Last time I
mentioned that there were several dimensions in which the current ppeval mechanism could be generalized
and become more useful. We’ve thought
about stencil operations, that is,
operations that use a specific set of elements of an array repeatedly, and how
to extend task parallelism to support them.
[NOTE: These are just ideas, and
do not exist in the current Star-P and may never exist in a future Star-P
either. The new directives in the
example below are in blue to denote “blue sky” thinking.]
The following figure shows two example stencil operations on a 2D rectangular grid (in blue). The first, in pink, is known as a five-point stencil, and involves an element of the array and its north, south, east, and west neighbors.

The MATLAB® code below expresses a simple averaging operation, where the element itself is weighted as heavily as the sum of the four neighboring elements.
newx(i,j)= 4*x(i,j) + x(i-1,j) + x(i,j-1) + x(i,j+1)+ x(i+1,j)
Those neighboring elements are sometimes known as a
halo around the central element. Typically the averaging or weighting operation would be applied to each element in the array, with some special handling around the boundary to avoid indexing out of bounds. The second example, in green, is known as a nine-point stencil, and additionally involves the northwest, northeast, southeast, and southwest neighbors. The code uses the MATLAB
blkproc function, which implements stencil operations itself via the supplied function
fn.
newy = blkproc(x,[3 3],fn)
with fn defined in this case as:
function z = fn(x)
z = sum(x(:))+7*x(2,2);
You can mentally extend these stencils to their 3D analogues
as well.
- Are stencils important to your codes?
- Does this description of stencils cover your usage, or are there other angles that I’ve missed?

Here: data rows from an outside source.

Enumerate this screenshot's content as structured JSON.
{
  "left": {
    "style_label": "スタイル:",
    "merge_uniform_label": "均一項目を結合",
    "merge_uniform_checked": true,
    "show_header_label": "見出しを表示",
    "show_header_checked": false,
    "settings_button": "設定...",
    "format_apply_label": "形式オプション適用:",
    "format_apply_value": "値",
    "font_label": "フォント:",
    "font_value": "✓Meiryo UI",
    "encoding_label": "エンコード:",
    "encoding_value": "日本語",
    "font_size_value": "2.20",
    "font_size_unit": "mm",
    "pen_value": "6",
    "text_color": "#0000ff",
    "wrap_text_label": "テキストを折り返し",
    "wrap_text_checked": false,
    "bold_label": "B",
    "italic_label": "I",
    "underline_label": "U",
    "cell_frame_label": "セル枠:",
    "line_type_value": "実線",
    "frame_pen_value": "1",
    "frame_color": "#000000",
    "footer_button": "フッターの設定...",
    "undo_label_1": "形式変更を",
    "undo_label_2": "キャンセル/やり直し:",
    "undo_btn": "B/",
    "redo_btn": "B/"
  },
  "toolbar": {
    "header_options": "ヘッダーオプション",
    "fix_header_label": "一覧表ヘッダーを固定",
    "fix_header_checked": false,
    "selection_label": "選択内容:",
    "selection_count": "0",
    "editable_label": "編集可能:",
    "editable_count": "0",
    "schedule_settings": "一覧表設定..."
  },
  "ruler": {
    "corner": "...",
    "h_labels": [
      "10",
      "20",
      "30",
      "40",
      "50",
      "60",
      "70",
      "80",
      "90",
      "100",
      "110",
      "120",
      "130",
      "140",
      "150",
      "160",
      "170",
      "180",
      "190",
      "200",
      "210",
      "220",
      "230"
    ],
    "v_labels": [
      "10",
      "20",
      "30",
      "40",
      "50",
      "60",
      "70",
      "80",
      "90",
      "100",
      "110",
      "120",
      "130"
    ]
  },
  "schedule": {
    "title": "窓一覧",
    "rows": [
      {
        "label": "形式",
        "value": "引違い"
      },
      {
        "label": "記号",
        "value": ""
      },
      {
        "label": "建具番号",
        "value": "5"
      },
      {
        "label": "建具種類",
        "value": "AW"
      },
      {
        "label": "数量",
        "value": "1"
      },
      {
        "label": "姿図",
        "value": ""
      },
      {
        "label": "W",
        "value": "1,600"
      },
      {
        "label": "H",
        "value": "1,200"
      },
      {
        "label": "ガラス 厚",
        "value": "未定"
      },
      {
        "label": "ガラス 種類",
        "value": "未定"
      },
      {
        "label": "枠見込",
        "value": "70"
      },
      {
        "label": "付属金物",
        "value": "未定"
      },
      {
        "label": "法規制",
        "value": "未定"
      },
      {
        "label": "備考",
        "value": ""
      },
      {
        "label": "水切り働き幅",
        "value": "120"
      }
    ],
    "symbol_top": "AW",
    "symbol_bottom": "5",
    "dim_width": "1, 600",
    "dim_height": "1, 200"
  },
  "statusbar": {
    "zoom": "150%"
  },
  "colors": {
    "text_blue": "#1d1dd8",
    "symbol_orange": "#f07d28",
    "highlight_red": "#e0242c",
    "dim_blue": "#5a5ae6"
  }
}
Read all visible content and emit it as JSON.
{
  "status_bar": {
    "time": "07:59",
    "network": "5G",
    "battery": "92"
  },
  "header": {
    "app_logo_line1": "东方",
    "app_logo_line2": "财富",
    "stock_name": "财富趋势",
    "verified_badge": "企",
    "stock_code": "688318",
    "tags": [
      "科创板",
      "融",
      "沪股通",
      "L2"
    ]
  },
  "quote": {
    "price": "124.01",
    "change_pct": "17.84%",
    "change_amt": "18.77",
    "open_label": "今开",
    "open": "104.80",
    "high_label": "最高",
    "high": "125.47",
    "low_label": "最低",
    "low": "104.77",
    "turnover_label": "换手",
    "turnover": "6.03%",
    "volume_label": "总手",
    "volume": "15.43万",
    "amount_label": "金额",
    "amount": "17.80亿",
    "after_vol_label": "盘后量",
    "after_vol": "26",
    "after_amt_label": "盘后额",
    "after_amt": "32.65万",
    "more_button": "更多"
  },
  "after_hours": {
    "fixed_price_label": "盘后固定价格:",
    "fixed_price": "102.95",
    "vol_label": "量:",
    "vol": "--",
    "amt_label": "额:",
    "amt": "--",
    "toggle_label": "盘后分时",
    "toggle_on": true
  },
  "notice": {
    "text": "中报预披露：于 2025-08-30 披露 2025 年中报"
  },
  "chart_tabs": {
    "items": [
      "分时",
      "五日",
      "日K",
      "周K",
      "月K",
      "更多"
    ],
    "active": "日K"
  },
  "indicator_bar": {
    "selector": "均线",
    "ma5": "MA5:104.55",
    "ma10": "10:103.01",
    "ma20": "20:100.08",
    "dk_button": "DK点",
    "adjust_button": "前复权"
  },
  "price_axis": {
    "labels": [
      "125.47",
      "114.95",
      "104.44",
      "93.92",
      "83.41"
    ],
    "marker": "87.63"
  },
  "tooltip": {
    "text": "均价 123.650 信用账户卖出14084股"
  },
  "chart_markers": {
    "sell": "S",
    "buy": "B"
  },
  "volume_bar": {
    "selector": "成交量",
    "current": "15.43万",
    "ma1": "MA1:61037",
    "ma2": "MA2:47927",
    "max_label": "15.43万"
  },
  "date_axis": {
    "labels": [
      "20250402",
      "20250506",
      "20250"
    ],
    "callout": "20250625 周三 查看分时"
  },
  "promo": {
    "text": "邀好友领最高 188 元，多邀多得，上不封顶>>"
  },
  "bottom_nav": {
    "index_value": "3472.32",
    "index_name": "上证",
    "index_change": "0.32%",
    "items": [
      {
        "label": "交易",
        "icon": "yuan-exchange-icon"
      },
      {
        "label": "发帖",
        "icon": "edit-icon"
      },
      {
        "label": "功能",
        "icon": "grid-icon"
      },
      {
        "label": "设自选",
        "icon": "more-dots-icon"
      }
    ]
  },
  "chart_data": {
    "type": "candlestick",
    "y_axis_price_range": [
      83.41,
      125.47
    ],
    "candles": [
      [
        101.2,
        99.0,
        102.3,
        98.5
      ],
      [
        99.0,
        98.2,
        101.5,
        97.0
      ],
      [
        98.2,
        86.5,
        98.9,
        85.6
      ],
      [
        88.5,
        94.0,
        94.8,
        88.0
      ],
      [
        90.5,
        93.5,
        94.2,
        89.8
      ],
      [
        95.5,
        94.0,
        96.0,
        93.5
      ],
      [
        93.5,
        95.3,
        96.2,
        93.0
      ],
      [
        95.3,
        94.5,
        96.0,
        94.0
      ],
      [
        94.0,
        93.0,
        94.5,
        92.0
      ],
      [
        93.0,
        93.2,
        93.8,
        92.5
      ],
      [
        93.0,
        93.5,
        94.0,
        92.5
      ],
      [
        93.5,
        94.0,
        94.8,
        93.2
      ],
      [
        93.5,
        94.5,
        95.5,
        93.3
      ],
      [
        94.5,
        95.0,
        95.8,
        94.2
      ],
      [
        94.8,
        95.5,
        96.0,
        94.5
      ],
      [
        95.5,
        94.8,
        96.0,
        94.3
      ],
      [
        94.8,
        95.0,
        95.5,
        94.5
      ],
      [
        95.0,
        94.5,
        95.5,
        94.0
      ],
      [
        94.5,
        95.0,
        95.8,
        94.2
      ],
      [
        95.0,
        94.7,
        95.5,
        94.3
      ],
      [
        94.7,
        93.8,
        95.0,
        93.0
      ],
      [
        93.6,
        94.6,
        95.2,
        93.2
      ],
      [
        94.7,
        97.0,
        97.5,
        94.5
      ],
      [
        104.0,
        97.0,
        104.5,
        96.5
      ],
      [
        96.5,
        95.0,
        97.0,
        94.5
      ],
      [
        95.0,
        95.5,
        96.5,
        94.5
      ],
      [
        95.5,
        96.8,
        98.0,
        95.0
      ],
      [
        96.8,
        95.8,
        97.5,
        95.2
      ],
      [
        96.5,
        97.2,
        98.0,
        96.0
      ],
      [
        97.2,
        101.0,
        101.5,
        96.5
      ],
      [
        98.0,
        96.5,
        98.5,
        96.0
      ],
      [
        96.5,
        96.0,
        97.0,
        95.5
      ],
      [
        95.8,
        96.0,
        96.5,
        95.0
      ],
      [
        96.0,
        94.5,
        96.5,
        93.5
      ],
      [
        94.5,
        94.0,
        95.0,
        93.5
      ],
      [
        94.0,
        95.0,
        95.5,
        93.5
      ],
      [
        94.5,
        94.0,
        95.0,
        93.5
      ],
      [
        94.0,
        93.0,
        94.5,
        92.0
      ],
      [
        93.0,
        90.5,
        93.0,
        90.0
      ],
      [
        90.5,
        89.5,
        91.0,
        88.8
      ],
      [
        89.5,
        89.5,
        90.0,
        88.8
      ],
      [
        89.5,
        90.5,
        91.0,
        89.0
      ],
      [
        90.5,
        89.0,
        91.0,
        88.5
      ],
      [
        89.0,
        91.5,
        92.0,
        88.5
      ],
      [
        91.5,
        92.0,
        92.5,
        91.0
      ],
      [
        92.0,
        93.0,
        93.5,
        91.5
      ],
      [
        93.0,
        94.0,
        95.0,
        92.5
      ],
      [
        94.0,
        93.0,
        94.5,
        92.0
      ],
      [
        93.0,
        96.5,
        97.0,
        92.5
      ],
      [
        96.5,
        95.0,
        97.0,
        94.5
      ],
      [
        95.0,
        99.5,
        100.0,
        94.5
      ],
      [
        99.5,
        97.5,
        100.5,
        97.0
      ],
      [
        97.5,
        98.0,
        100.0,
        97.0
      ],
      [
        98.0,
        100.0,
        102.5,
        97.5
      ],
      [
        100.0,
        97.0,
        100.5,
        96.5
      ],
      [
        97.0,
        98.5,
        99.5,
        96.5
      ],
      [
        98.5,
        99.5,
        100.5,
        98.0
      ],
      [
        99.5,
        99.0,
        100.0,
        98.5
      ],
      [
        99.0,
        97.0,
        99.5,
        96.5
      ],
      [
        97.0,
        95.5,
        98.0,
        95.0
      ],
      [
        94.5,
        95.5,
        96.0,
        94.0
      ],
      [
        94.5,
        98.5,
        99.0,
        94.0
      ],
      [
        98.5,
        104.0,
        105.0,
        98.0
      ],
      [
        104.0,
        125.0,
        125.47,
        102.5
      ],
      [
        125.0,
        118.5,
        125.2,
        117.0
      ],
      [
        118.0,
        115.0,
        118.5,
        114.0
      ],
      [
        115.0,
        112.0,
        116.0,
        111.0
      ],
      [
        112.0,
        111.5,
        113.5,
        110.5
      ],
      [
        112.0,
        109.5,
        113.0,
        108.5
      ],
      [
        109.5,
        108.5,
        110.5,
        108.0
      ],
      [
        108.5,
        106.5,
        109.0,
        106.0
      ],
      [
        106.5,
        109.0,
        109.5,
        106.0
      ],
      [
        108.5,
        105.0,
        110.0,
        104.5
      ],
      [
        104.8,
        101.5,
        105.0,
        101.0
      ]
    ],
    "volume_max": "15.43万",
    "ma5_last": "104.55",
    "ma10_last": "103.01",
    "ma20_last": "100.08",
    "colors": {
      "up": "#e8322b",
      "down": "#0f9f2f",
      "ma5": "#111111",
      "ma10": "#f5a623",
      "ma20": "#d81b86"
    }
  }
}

The very fact of the stencil, or neighborhood, of elements is what requires some extra thought when it comes to parallelizing this construct. For parallelism to accelerate the operation, some of the elements of the array will need to reside on the memory associated with each processor core. When that core gets to the boundary elements, it will need to use neighboring elements that reside on another core. How does it get access to those elements, and how does it know that it is getting the most recent values of those elements? These are the hard points in parallelizing this construct.
The following example illustrates both these hard points. It’s a perhaps-nonsensical extension of the MATLAB conv2 routine to include an extra argument that denotes the number of convolution steps to take. conv2 calculates the convolution of each element of its first argument a with the neighborhood represented by its second argument b. A simplified version of this code, that doesn’t scrupulously account for all end-cases, is shown following.
function z = conv2(a,b,k)
[an am] = size(a);
[bn bm] = size(b);
bn = fix(bn/2); bm = fix(bm/2);
oldz = a;
for ii=1:k
for i=1:an
for j=1:am %ignore out-of-bounds refs to oldz
z(i,j) = oldz(i-bn:i+bn,j-bm:j+bm).*b;
end
end
oldz = z;
end
Annotating stencils for parallel executionWe want the
i and
j loops to run in parallel, but the
ii loop cannot, as it depends on the results of the prior convolution. What is the minimum we could add to this code sequence to make it run correctly and fast, in parallel? For simplicity of expression, let’s assume we have directives that can express what we need, instead of having to rewrite the code itself. It’s clear we need something to denote that the
i/j loops should run in parallel, but that would be true even if there were no stencil operation inside them. The added wrinkle of the stencil is that we need some way to ensure that the “
oldz = z” line results in each core getting the latest value of z from its neighbors before proceeding to the next iteration of the ii loop. One could imagine an update directive that would provide this functionality. The resulting code might look something like (as-yet-unimplemented directives in
blue): function z = conv2(a,b,k)
[an am] = size(a);
[bn bm] = size(b);
bn = fix(bn/2); bm = fix(bm/2);
oldz = a;
%%$starp tparallel bcast(b), halo(oldz,[bn bm])
for ii=1:k
for i=1:an
for j=1:am %ignore out-of-bounds refs to oldz
z(i,j) = oldz(i-bn:i+bn,j-bm:j+bm).*b;
end
end
oldz = z;
%%$starp update(oldz)
end
%%$starp tparallel end
Note that in this specific case, the Star-P version of the
conv2 routine would have this parallelism implemented internally, so you as a user wouldn’t have to think about it. But obviously you might have your own code where you need to implement something similar.
- Do you see this as a reasonable interface for changing your code to specify parallelism?
- Does this overlook angles that need to be addressed?
Summary: We discussed one means of extending the current ppeval mechanism for a specific type of fixed-pattern computations.